Syslog is the system logging utility commonly used on UNIX systems. Syslog is a daemon that opens a special file called a FIFO. A FIFO is a special file that is like a pipe. Anything that is written to the write side will come out the read side. The syslog daemon waits for data from the read side. There are C functions that write to the write side. If you write your program with these C functions your output will go to syslog. Remember that we have used a chroot environment and the FIFO /dev/log is not in the virtual environment. That means all the virtual environments will not log to syslog. We cannot simply copy the file since the programs use /dev/log instead of the new one we would create.
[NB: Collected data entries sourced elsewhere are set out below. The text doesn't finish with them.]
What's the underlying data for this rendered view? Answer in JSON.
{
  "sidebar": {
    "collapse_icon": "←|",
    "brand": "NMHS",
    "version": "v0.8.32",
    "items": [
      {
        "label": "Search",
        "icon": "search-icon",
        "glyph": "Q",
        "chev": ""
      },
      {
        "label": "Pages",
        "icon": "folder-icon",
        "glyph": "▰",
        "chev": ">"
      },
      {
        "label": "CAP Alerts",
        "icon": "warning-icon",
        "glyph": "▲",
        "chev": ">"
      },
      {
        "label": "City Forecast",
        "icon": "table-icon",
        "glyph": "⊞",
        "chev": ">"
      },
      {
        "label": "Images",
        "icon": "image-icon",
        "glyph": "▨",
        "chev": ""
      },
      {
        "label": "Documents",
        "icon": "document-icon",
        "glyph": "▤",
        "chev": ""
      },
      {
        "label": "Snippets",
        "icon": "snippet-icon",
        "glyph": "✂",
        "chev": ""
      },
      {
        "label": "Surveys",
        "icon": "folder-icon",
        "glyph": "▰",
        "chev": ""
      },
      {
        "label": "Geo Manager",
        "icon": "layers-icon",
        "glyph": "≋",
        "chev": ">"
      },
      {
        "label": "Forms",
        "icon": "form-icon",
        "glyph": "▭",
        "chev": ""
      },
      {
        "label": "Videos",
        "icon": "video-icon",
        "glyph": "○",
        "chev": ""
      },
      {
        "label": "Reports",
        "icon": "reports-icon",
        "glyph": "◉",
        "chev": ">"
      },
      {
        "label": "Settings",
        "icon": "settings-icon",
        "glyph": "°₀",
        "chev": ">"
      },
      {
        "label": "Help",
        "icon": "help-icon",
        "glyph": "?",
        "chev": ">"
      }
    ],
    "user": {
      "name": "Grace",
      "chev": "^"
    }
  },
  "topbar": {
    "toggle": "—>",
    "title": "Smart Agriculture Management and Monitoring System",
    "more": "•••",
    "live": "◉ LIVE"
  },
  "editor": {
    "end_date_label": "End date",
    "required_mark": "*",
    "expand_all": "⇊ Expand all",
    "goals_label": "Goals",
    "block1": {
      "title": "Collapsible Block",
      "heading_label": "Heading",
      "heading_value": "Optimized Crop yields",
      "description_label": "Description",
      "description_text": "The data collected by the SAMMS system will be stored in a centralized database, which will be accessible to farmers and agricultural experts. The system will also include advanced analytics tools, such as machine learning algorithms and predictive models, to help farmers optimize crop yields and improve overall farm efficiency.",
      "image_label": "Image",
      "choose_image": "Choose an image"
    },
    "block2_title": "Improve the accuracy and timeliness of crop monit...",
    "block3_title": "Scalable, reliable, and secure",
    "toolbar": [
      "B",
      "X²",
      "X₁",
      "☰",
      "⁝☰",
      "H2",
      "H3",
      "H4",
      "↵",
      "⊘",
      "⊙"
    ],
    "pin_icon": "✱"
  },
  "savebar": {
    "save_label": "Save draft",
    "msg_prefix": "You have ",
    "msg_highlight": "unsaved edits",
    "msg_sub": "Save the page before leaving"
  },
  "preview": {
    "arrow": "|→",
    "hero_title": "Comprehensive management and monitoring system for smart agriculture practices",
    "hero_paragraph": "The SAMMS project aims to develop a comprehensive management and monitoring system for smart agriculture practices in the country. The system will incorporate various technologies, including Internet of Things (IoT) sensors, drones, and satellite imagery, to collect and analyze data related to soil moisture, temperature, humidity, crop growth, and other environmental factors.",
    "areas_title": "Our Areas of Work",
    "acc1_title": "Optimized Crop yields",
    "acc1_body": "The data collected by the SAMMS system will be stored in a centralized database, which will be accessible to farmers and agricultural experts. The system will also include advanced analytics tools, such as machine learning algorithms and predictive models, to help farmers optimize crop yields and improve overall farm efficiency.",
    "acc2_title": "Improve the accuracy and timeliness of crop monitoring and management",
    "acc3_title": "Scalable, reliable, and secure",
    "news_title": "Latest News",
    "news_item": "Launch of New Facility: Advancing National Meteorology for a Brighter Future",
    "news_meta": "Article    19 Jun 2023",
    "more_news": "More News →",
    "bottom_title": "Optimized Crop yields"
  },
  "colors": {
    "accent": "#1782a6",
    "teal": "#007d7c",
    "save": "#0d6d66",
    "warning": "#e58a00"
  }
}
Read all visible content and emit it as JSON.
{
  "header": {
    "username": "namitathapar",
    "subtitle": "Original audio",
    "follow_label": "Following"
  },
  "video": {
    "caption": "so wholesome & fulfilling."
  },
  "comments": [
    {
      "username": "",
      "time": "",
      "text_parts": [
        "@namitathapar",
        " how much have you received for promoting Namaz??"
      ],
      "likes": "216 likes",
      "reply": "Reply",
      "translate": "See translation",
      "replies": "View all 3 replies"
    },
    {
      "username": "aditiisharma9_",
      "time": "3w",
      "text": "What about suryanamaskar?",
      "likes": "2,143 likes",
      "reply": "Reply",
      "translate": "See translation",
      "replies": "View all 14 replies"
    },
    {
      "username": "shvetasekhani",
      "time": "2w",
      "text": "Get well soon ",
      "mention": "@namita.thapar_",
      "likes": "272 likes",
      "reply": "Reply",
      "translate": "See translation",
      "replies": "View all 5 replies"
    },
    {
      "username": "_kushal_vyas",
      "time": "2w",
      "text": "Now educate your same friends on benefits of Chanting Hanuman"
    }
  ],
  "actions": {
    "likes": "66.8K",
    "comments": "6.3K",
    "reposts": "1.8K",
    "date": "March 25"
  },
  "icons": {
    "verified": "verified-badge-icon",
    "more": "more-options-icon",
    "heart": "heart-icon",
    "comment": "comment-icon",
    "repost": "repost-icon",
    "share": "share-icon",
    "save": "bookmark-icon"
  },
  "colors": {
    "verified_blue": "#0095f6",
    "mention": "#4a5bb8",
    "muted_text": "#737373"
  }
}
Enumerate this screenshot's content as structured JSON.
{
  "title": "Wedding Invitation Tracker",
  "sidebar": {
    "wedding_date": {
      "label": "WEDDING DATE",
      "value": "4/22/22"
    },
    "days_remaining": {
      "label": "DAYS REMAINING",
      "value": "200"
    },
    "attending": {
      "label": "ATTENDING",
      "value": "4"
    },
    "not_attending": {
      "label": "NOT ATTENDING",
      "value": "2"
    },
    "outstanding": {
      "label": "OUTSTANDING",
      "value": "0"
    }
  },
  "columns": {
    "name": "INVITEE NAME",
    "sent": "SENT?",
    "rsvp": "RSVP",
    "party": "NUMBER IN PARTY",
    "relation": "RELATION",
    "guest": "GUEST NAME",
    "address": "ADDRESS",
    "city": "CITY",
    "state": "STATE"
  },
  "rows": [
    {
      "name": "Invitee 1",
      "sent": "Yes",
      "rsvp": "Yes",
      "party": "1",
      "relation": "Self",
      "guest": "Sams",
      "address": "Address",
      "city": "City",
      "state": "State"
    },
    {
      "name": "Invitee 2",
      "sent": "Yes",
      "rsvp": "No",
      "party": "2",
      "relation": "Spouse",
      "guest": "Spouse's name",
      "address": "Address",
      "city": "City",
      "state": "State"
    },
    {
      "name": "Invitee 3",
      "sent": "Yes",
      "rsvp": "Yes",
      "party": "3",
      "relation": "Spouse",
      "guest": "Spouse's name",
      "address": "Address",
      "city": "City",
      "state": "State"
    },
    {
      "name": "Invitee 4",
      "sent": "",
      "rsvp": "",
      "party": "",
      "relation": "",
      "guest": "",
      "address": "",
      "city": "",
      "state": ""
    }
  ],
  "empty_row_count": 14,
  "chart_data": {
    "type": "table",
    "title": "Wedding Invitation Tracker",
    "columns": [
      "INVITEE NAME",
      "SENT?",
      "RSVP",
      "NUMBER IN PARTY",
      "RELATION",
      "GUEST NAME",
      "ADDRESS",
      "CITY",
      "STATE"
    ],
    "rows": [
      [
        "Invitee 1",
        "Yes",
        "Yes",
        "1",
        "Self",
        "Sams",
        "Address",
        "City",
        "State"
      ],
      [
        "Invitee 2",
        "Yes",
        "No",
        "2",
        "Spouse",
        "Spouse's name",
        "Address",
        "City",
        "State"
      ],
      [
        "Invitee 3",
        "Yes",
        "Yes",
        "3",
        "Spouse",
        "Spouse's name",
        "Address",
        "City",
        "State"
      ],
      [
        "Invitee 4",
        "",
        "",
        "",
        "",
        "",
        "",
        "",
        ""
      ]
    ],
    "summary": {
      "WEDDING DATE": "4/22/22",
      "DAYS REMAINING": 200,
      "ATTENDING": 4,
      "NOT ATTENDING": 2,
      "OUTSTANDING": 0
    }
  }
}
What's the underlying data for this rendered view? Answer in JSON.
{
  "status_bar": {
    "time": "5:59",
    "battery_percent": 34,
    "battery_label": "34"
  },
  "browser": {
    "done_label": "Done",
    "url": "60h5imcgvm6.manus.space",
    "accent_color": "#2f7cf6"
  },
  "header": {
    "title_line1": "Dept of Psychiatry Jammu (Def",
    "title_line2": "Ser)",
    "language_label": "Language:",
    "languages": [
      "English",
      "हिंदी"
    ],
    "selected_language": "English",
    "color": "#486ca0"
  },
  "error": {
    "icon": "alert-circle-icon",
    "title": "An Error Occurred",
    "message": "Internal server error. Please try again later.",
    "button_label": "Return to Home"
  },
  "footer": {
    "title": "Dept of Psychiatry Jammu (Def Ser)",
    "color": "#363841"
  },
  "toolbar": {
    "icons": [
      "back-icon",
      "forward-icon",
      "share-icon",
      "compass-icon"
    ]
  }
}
Beware that certain versions of syslog use a udp socket instead of the FIFO. However, this is usually not the case.

6.2 Solution

Syslog can look to a different FIFO if you tell it on the command line so run syslog with the argument:

syslog -p /virtual/log

Then link /dev/log to /virtual/log by (Note it is a SYMLINK):

ln -sf /virtual/log /dev/log

Then link all the /dev/log copies to this file by running (Note it is a hard link and NOT a symlink):

ln /virtual/log /virtual/domain.com/dev/log 

The virtfs script above already does this. Since /virtual is one contiguous disk and the /dev/log's are linked they have the same inode number and point to the same data. The chroot cannot stop this so all your virtual /dev/log's will now function. Note that all the messages from all the environments will be logged in one place. However, you can write separate programs to filter out the data. If you do not want to write a program and require separate log files you can use a separate syslog for each virtual filesystem by running:

syslog -p /virtual/domain1.com/dev/log 
syslog -p /virtual/domain2.com/dev/log 

However that wastes process id's so I do not recommend it. This version of the syslog.init file relinks the /dev/log's each time you start it in case they have been improperly set up. Here is a modified syslog.init file:

#!/bin/sh

# Source function library.
. /etc/rc.d/init.d/functions

case "$1" in
  start)
        echo -n "Starting dev log: "
        ln -sf /virtual/log /dev/log
        echo done
        echo -n "Starting system loggers: "
        daemon syslogd -p /virtual/log
        daemon klogd
        echo
        echo -n "Starting virtual dev log: "
        for i in /virtual/*
        do
                if [ ! -d "$i" ]
                then
                        continue
                fi
                if [ "$i" = "/virtual/lost+found" ]
                then
                        continue
                fi
                ln -f /virtual/log $i/dev/log
                echo -n "."
        done
        echo " done"
        touch /var/lock/subsys/syslog
        ;;
  stop)
        echo -n "Shutting down system loggers: "
        killproc syslogd
        killproc klogd
        echo
        rm -f /var/lock/subsys/syslog
        ;;
  *)
        echo "Usage: syslog {start|stop}"
        exit 1
esac

exit 0

Note that you do not have to put all the virtual filesystems on one disk. However, you will have to run a different syslog for each partition that has virtual filesystems on it.